Home Case Studies When (and What) to Spend on Morale Boosting?
When (and What) to Spend on Morale Boosting?

Jenny chairs a small listed company. It has been through very tough times this year, major contracts were lost due to the GFC, workers had to be made redundant as roster changes were not sufficient to reduce costs, dividends were cut to zero. Some loan capital agreements expired and, as new debt was simply unavailable at the time, a rights issue was canvassed with major shareholders. They were unable to support this so a placement was made. This diluted shareholders who are now complaining even though they made it clear at the time that they would not support a rights issue.

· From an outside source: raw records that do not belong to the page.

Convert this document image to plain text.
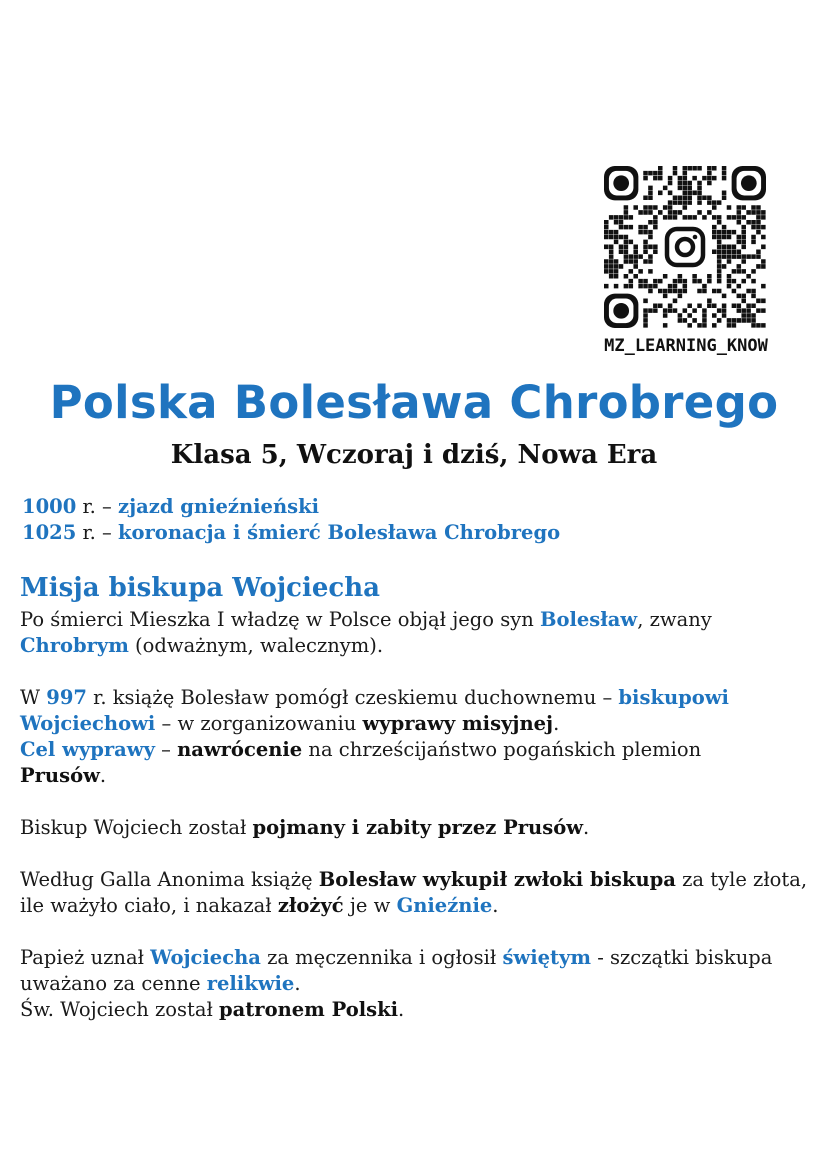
MZ_LEARNING_KNOW
Polska Bolesława Chrobrego
Klasa 5, Wczoraj i dziś, Nowa Era
1000 r. – zjazd gnieźnieński
1025 r. – koronacja i śmierć Bolesława Chrobrego
Misja biskupa Wojciecha

Po śmierci Mieszka I władzę w Polsce objął jego syn Bolesław, zwany
Chrobrym (odważnym, walecznym).

W 997 r. książę Bolesław pomógł czeskiemu duchownemu – biskupowi Wojciechowi – w zorganizowaniu wyprawy misyjnej.
Cel wyprawy – nawrócenie na chrześcijaństwo pogańskich plemion
Prusów.

Biskup Wojciech został pojmany i zabity przez Prusów.

Według Galla Anonima książę Bolesław wykupił zwłoki biskupa za tyle złota, ile ważyło ciało, i nakazał złożyć je w Gnieźnie.

Papież uznał Wojciecha za męczennika i ogłosił świętym - szczątki biskupa uważano za cenne relikwie.
Św. Wojciech został patronem Polski.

Morale has suffered but prospects are now good. The company is operating profitably with a pipeline of prospective work and a strong balance sheet. The CEO wants to host a ‘slap up’ Christmas party to raise morale and signal to everyone that things are now going well. Jenny is not sure that this would be popular given that many staff have friends who were laid off and are still struggling. The new shareholders from the placement have praised the company for its austerity and focus on client service. She fears they would not be pleased to see money spent on parties. But, like the CEO, she knows that morale is important and that some tangible way of convincing staff that the worst is now over would be help to raise morale.

What should Jenny do?

Morale is something that, although can be quickly destroyed, takes a long time to build. Token events, like parties and bonuses, have little effect and can be received with some cynicism by staff who still remember recent events.

A more effective way of showing that business is improving is by investing in the business. During the downturn it is likely that investments such as upgrading equipment and staff training were curtailed. These 'investment deficits' act as a continuing reminder of the bad times and continue to suck morale from the workforce. Investing in the business displays that management are positive on the outlook for the business. Staff feel valued because the company is investing in them. If the investments are directed to improving productivity, both the old and new shareholders will benefit as well.

Jenny should work with the CEO to develop an investment program that addresses the investment deficit. Priorities should focus investments that benefit staff and prepares the company to prosper from the impending upturn. Even if the money is not available immediately, having the plan sends the signal to both staff and shareholders that the future looks positive.